- Born: May 18, 1932 (age 93) West Roxbury, Boston, Massachusetts, U.S.
- Education: Girls' Latin School
- Occupation: Teacher
- Years active: 1960; retired
- Known for: Teaching Ruby Bridges in William Frantz Elementary School

= Barbara Henry =

American teacher (b. 1932)

Barbara Henry (born May 1, 1932) is a retired American teacher most notable for teaching Ruby Bridges, the first African-American child to attend the all-white William Frantz Elementary School, located in New Orleans.

Henry had gone to Girls' Latin School in Boston, where "we learned… to appreciate and enjoy our important commonalities, amid our external differences of class, community, or color." She had taught in overseas military dependents' schools, which were integrated. Henry and her husband had been in New Orleans for two months when the superintendent called to offer her a teaching position. When Henry asked if the job was in a school that would be integrated, the superintendent replied, "Would that make any difference to you?" She said no.

On the first day of the school year in 1960, Henry's and Bridges' relentless refusal to be intimidated caused them to become renowned figures in the American civil rights battle. As soon as Bridges got into the school, white parents went in and brought their own children out; all but one of the white teachers also refused to teach while a black child was enrolled. Only Henry was willing to teach Bridges, and for more than a year, Ms. Henry taught her alone, as if she were teaching a whole class.

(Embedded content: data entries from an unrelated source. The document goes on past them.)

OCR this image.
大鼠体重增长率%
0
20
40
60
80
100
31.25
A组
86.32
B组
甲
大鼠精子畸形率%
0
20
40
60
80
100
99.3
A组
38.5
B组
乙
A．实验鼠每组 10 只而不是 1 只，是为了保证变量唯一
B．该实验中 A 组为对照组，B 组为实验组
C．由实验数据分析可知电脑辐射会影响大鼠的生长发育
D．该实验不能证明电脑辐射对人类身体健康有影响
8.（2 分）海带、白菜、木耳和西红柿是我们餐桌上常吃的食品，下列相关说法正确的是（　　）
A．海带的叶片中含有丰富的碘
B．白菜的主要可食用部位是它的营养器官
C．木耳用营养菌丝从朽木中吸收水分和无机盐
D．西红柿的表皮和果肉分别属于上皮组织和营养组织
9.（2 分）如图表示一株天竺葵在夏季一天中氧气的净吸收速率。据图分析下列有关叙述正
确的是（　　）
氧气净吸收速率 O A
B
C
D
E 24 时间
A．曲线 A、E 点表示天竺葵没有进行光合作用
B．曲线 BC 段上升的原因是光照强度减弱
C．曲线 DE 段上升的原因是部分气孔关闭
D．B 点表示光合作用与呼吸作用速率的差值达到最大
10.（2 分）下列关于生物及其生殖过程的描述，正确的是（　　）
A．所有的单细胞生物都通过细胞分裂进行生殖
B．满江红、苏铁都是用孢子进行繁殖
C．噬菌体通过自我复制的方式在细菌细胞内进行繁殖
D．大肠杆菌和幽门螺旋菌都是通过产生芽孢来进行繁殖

That first day, Ruby and her adult companions spent the entire day in the principal's office; the chaos of the school prevented their moving to the classroom until the second day. Ruby Bridges was initially apprehensive upon meeting Henry for the first time, recalling later that "Even though there were mobs outside that school every day for a whole year, the person that greeted me every morning was [my teacher], a white woman, who actually risked her life as well", and "I had never seen a white teacher before, but Ms. Henry was the nicest teacher I ever had. She tried very hard to keep my mind off what was going on outside. But I couldn't forget that there were no other kids."

The court-ordered first day of integrated schools in New Orleans, November 14, 1960, was commemorated by Norman Rockwell in the painting The Problem We All Live With.